Marsay, Charles Hector De St Georges
Marsay, Charles Hector De St. Georges,
Marquis de, a French mystic, was born in 1688 at Paris, whither his parents, pious members of the Reformed Church, had fled to avoid the persecution raging against the Protestants in the provinces. While yet a youth the whole family removed to Germany- and there Charles I took part in the Spanish War of Succession in the Netherlands. He now became a convert to the views of Bourignon (q.v.), and with his friend Cordier retired, in 1711, to Schwarzenau, in the province of Wittgenstein.

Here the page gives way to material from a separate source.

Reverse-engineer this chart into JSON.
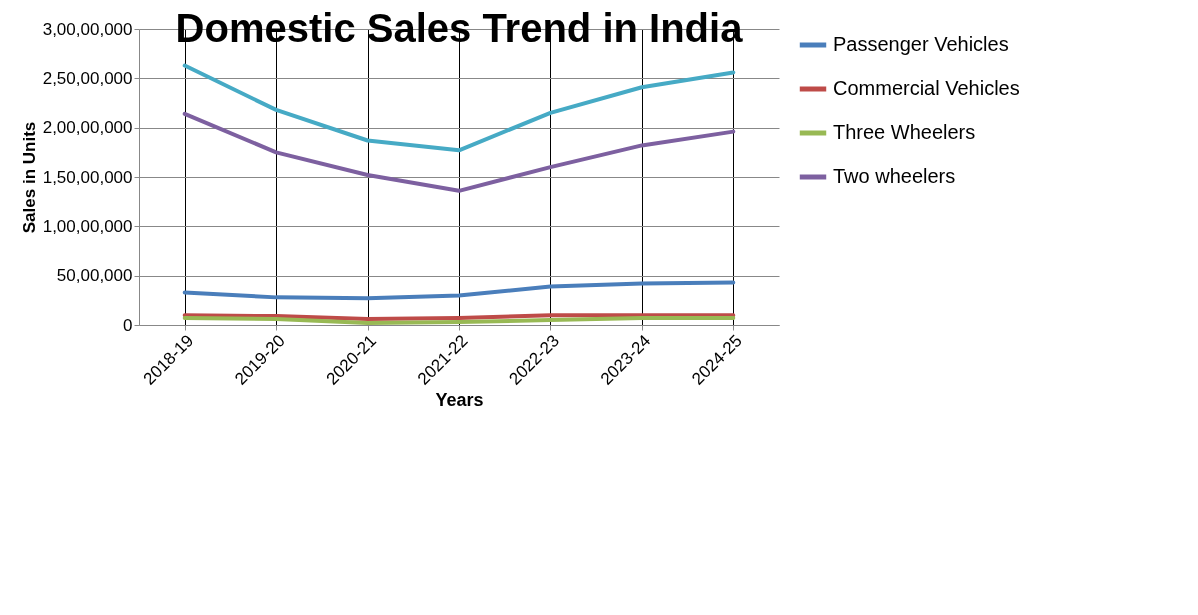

Cordier, however, leaving him, he married, in 1712, Clara Elizabeth of Callerberg, whose views were similar to his own. During the years 1713-16 he made several journeys to Switzerland, where he became acquainted with the works of Madame Guyon (q.v.). He then returned to Schwarzenau, learned the watch-making trade, became president of the Philadelphian Society, and resided there until 1724. In 1746 he became a Pietist, and died in the neighborhood of Ambleben in 1753, a truly evangelical Christian, a disciple of Christ, clinging faithfully to the truth as it is in Jesus. Marsay had great influence in propagating throughout Germany the mystic views of Bourignon and Guyon. He wrote Freimüthige u. christliche Discurse (1734): — Zeugniss eines Kindes v. d. Richtigkeit d. Wege d. Geistes (1735, 2 parts): —Selbstbiographie, in the 2d vol. of Valenti, System d. hoheren Heilkunde (Elberf. 1826). — Gobel, Gesch. der wahren Inspirations-gemeinden (in Niedner's Zeitschr. f. hist. Theol. 1855, 3, § 21, 4); the same, Gesch. d. christl. Lebens, etc. (Cobl. 1852), 2, bk. 9; also the excellent article in Herzog, Real-Encyklop. 9:116 sq.